A partir do final da década de 1960, a Roménia desenvolveu uma política externa que muitas vezes estava em desacordo com as linhas gerais ditadas pela União Soviética aos seus satélites comunistas. Isso permitiu a Ceaușescu estabelecer relações políticas tanto com o Ocidente quanto com a China de Mao, um país comunista oposto a Moscovo.

Foi precisamente o ditador romeno que contribuiu para os passos preliminares que levaram à grande aproximação entre a China de Mao e Zhou Enlai e os EUA de Richard Nixon e Henry Kissinger.

Essa política mundial permitiu à Roménia obter créditos estrangeiros de bancos ocidentais, a ponto de se tornar um dos poucos países socialistas a aderir ao FMI no início da década de 1970.

Em 1974, a Roménia foi o único país socialista a assinar um tratado de tarifas preferenciais com a Comunidade Europeia, que mais tarde se transformou na UE.

O "choque do petróleo" de 1972 deu à Roménia um poder relativo nos mercados internacionais.
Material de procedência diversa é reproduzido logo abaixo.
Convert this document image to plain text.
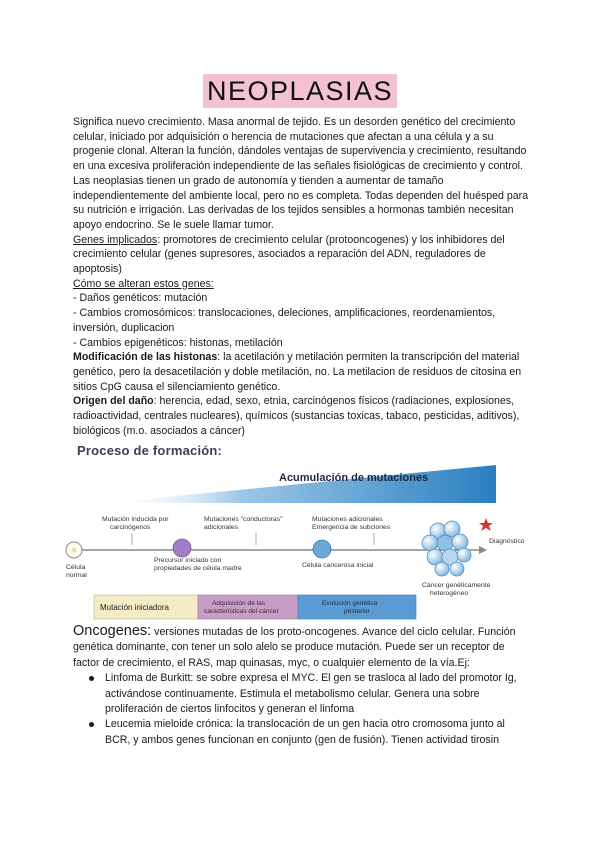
NEOPLASIAS

Significa nuevo crecimiento. Masa anormal de tejido. Es un desorden genético del crecimiento celular, iniciado por adquisición o herencia de mutaciones que afectan a una célula y a su progenie clonal. Alteran la función, dándoles ventajas de supervivencia y crecimiento, resultando en una excesiva proliferación independiente de las señales fisiológicas de crecimiento y control. Las neoplasias tienen un grado de autonomía y tienden a aumentar de tamaño independientemente del ambiente local, pero no es completa. Todas dependen del huésped para su nutrición e irrigación. Las derivadas de los tejidos sensibles a hormonas también necesitan apoyo endocrino. Se le suele llamar tumor.

Genes implicados: promotores de crecimiento celular (protooncogenes) y los inhibidores del crecimiento celular (genes supresores, asociados a reparación del ADN, reguladores de apoptosis)

Cómo se alteran estos genes:

- Daños genéticos: mutación

- Cambios cromosómicos: translocaciones, deleciones, amplificaciones, reordenamientos, inversión, duplicacion

- Cambios epigenéticos: histonas, metilación

Modificación de las histonas: la acetilación y metilación permiten la transcripción del material genético, pero la desacetilación y doble metilación, no. La metilacion de residuos de citosina en sitios CpG causa el silenciamiento genético.

Origen del daño: herencia, edad, sexo, etnia, carcinógenos físicos (radiaciones, explosiones, radioactividad, centrales nucleares), químicos (sustancias toxicas, tabaco, pesticidas, aditivos), biológicos (m.o. asociados a cáncer)

Proceso de formación:
Acumulación de mutaciones
Mutación inducida por
carcinógenos
Mutaciones "conductoras"
adicionales
Mutaciones adicionales
Emergencia de subclones
Célula
normal
Precursor iniciado con
propiedades de célula madre	Célula cancerosa inicial
Cáncer genéticamente
heterogéneo
Diagnóstico
Mutación iniciadora	Adquisición de las
características del cáncer
Evolución genética
posterior

Oncogenes: versiones mutadas de los proto-oncogenes. Avance del ciclo celular. Función genética dominante, con tener un solo alelo se produce mutación. Puede ser un receptor de factor de crecimiento, el RAS, map quinasas, myc, o cualquier elemento de la vía.Ej:

Linfoma de Burkitt: se sobre expresa el MYC. El gen se trasloca al lado del promotor Ig, activándose continuamente. Estimula el metabolismo celular. Genera una sobre proliferación de ciertos linfocitos y generan el linfoma
Leucemia mieloide crónica: la translocación de un gen hacia otro cromosoma junto al BCR, y ambos genes funcionan en conjunto (gen de fusión). Tienen actividad tirosin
O país era, na verdade, um pequeno produtor de petróleo bruto e tinha acordos preferenciais com o Irão e o Iraque.

O preço do petróleo trouxe grandes benefícios às políticas de Ceaușescu.

Na década de 1970, isso permitiu ao regime implementar políticas expansionistas com resultados relativamente benéficos para a população, que, pela primeira vez na sua história, teve acesso ao consumo de massa e a um Estado social bastante generoso.

A partir do início da década de 1980, a queda dos preços do petróleo e políticas económicas mal orientadas forçaram o país a adotar medidas de austeridade severas, com o objetivo de eliminar a sua dívida externa.

O resultado foi uma queda na produtividade e um empobrecimento em massa, além de um contexto de repressão política severa, uma mistura explosiva que levou ao fim violento do regime em 1989.